A Balanced Budget Amendment (BBA) is a proposed constitutional rule that would prohibit a government from spending more than it collects in revenue during a given fiscal period, except under defined emergency conditions. In the United States, BBA proposals have been introduced in nearly every Congress since the 1930s. The most prominent near-success came in 1995, when a BBA passed the House but failed in the Senate by a single vote (falling one short of the two-thirds supermajority required under Article V).
Typical BBA proposals include several common elements:
- A requirement that total outlays not exceed total receipts for a fiscal year.
- A supermajority override (often three-fifths or two-thirds) to permit deficit spending.
- Exceptions for declared war or serious military conflict.
- Limits on raising the debt ceiling without supermajority approval.
- Sometimes a cap on federal spending as a percentage of GDP.
Supporters argue a BBA would impose fiscal discipline, reduce intergenerational debt burdens, and constrain political incentives to defer costs. Critics — including most mainstream macroeconomists — counter that it would be procyclical, forcing spending cuts or tax increases during recessions when deficits naturally widen, deepening downturns. It could also complicate counter-cyclical tools used in 2008–2009 and 2020.
At the U.S. state level, 49 of 50 states operate under some form of balanced budget requirement (Vermont being the commonly cited exception), though these vary widely in stringency and typically apply only to operating budgets, not capital budgets. States can also borrow through bond issuance.

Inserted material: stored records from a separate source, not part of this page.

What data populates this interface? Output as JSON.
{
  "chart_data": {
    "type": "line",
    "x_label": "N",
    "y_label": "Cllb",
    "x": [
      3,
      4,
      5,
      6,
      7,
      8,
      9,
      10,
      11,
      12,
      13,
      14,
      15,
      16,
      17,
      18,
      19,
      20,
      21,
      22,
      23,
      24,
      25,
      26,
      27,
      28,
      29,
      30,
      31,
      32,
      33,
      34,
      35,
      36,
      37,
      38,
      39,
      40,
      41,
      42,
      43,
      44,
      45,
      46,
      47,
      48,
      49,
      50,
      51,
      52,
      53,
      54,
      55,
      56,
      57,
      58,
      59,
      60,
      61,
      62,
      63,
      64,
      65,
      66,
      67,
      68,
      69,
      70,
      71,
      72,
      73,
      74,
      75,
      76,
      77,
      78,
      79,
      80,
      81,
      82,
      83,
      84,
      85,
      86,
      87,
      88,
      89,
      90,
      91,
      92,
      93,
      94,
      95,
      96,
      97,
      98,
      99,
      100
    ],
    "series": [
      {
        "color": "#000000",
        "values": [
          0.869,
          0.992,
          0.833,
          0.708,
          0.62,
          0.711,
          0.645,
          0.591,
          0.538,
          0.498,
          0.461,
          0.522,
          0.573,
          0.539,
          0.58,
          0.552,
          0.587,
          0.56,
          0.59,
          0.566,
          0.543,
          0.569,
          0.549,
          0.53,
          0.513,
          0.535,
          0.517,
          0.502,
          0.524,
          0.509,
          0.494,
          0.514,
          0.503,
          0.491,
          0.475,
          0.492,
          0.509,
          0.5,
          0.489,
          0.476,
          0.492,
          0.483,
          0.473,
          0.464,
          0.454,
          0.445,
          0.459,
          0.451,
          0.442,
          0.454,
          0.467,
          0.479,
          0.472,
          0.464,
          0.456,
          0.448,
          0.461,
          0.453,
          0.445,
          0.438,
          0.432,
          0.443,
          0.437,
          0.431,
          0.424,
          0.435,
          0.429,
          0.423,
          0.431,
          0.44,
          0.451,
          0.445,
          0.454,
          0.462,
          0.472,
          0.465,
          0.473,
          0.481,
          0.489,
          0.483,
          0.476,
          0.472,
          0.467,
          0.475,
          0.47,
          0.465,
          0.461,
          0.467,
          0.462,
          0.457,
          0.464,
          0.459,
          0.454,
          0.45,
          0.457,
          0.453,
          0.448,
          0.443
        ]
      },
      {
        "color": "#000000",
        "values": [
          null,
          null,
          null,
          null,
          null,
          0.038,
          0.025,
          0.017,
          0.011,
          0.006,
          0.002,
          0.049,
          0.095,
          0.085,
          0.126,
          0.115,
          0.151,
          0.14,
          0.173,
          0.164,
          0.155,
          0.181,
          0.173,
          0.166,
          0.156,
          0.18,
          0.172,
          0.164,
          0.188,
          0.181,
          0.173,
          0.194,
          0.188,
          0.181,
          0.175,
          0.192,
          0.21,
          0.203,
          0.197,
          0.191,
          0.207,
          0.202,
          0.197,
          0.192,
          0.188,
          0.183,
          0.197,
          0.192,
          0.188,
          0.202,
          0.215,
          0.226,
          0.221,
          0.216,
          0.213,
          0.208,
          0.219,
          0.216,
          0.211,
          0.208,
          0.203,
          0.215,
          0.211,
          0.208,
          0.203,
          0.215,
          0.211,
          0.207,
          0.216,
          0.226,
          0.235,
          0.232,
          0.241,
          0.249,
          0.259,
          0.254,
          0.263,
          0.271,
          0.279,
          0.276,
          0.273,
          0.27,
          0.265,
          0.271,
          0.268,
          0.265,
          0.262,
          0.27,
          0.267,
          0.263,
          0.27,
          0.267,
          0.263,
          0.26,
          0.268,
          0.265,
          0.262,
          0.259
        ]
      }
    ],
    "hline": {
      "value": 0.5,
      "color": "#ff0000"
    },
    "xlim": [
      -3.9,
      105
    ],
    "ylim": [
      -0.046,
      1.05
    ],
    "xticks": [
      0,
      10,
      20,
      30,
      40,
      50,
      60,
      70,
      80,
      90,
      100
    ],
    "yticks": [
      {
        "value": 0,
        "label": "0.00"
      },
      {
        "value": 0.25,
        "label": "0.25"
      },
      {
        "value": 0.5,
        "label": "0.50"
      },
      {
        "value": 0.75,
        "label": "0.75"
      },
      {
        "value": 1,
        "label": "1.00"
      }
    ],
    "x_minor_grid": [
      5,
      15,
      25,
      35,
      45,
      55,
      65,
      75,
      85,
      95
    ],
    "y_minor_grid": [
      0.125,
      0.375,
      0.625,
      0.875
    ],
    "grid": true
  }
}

Internationally, comparable mechanisms exist. Germany's Schuldenbremse (debt brake), enacted into the Basic Law in 2009, limits structural federal deficits to 0.35% of GDP. The EU's Stability and Growth Pact sets a 3% deficit ceiling for member states, and the 2012 Fiscal Compact (TSCG) required signatories to enshrine balanced-budget rules in national law.
A U.S. BBA has never been ratified, as Article V requires approval by two-thirds of both chambers of Congress (or a convention) and three-fourths of state legislatures.
Example
In 1995, a U.S. Balanced Budget Amendment passed the House but failed in the Senate by one vote, with Senator Mark Hatfield casting the decisive Republican "no."
Frequently asked questions
No. The closest attempt was in 1995, when it passed the House but fell one vote short of the two-thirds majority needed in the Senate.